Chapter 29: Day 29: Enter Ahab; to Him, Stubb
“It’s very queer. Stop, Stubb; somehow, now, I don’t well know whether to go back and strike him, or—what’s that?—down here on my knees and pray for him? [ . . . ] How he flashed at me!—his eyes like powder-pans! is he mad? Anyway there’s something on his mind, as sure as there must be something on a deck when it cracks. He aint in his bed now, either, more than three hours out of the twenty-four; and he don’t sleep then. Didn’t that Dough-Boy, the steward, tell me that of a morning he always finds the old man’s hammock clothes all rumpled and tumbled, and the sheets down at the foot, and the coverlid almost tied into knots, and the pillow a sort of frightful hot, as though a baked brick had been on it? A hot old man!”
Musings:
This is an odd moment in the story where Ishmael, who narrates the tale at first, tells us that Ahab generally does not walk the boat at night because he does not want to wake the sleeping crew with his ivory leg. But one night he forgets and Stubb, thinking he’s being funny, lets Ahab know he is loud. Ahab is pretty pissed and tells Stubb to go back to his crate, like a good dog.

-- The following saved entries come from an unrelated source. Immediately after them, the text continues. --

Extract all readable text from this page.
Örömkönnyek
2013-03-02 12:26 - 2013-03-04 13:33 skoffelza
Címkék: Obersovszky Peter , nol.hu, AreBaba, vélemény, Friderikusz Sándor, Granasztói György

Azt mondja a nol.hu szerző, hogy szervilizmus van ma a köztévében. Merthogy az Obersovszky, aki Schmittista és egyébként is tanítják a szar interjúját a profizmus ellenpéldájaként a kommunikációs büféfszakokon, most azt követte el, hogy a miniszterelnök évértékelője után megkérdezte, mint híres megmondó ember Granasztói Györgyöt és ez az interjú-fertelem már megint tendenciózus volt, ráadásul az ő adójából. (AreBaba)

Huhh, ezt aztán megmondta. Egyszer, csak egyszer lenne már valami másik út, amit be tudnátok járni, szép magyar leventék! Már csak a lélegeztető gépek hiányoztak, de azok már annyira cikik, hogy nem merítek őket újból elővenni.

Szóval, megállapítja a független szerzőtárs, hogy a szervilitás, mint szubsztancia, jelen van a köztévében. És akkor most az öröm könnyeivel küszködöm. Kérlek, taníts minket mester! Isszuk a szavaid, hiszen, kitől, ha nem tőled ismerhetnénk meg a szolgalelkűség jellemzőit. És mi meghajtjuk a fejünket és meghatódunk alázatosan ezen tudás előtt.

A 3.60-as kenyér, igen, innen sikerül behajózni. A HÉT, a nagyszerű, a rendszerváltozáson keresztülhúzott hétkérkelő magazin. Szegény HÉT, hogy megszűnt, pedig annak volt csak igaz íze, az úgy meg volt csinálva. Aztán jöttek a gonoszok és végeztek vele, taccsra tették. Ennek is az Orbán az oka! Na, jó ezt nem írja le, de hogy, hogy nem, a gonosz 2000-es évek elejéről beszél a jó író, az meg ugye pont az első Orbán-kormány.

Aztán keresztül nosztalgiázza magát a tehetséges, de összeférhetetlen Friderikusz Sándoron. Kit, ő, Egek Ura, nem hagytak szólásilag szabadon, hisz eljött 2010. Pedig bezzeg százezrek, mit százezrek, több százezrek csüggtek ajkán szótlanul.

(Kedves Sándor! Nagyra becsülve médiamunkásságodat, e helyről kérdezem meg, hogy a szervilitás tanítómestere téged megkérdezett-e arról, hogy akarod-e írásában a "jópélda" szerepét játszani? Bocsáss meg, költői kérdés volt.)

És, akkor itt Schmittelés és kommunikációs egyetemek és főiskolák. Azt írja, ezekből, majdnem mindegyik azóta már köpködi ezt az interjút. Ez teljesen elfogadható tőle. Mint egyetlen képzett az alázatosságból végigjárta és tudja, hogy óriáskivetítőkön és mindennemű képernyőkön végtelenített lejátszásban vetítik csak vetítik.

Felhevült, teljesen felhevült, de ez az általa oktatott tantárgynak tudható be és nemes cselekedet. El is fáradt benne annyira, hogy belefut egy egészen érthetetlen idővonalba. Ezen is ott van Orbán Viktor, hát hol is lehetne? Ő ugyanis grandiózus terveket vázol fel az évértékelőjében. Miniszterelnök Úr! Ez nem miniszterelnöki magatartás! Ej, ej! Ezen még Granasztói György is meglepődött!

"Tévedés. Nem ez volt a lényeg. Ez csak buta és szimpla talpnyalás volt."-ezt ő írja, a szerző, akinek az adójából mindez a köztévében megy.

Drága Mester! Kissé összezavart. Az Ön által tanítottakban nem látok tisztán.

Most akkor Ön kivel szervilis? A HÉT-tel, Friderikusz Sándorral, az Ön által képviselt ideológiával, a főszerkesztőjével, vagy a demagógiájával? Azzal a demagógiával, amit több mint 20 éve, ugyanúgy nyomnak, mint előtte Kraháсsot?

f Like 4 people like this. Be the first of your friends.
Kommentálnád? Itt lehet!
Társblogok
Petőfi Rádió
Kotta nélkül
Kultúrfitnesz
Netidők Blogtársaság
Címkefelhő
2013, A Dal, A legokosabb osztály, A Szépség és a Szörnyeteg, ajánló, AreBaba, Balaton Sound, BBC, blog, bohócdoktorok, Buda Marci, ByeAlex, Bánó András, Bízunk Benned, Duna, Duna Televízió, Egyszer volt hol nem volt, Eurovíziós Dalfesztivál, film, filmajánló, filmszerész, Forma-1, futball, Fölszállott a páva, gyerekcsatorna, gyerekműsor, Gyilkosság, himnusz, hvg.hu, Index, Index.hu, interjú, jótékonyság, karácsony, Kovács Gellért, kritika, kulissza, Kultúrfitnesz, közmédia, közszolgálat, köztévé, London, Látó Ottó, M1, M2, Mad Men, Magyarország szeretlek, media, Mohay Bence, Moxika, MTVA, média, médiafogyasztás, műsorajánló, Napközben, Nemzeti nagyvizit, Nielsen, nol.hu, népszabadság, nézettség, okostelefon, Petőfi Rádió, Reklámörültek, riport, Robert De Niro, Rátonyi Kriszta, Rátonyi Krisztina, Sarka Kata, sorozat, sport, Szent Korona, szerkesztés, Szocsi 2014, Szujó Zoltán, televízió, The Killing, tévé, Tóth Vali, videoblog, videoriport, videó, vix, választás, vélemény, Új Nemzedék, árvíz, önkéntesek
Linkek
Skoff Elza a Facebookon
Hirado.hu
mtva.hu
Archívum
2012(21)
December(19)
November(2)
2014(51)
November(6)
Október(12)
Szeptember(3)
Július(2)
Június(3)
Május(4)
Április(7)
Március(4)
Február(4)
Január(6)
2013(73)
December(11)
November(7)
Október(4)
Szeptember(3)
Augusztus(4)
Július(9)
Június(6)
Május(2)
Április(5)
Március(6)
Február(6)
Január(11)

Stubb is really pissed and bites back. Ahab lets Stubb have it. And then we get this internal monologue from Stubb which I am not sure how Ishmael can know about? How could he? But Ish kind of disappears here and the story seems to be coming from Stubb. Just a bit of a switch in narrative voice from Melville, but he makes no apologies for it and the story is good.
What I like from this section is how Stubb isn’t sure if he wants to strike Ahab or pray for him. That’s an interesting conundrum. When I am furious at someone, I rarely think of praying for them - make of that what you will. Stubb goes on to say he has never prayed before. But something in Ahab has touched him, with anger sure, but with something else as well. Compassion?
We also learn that Ahab does not sleep. His bed is a mess in the morning from his violent tossing and turning. We will see Ahab’s sleep again in a chapter to come. All of this is building the character of Ahab and by the end of the book, I’m not sure whether to hit him or pray for him either.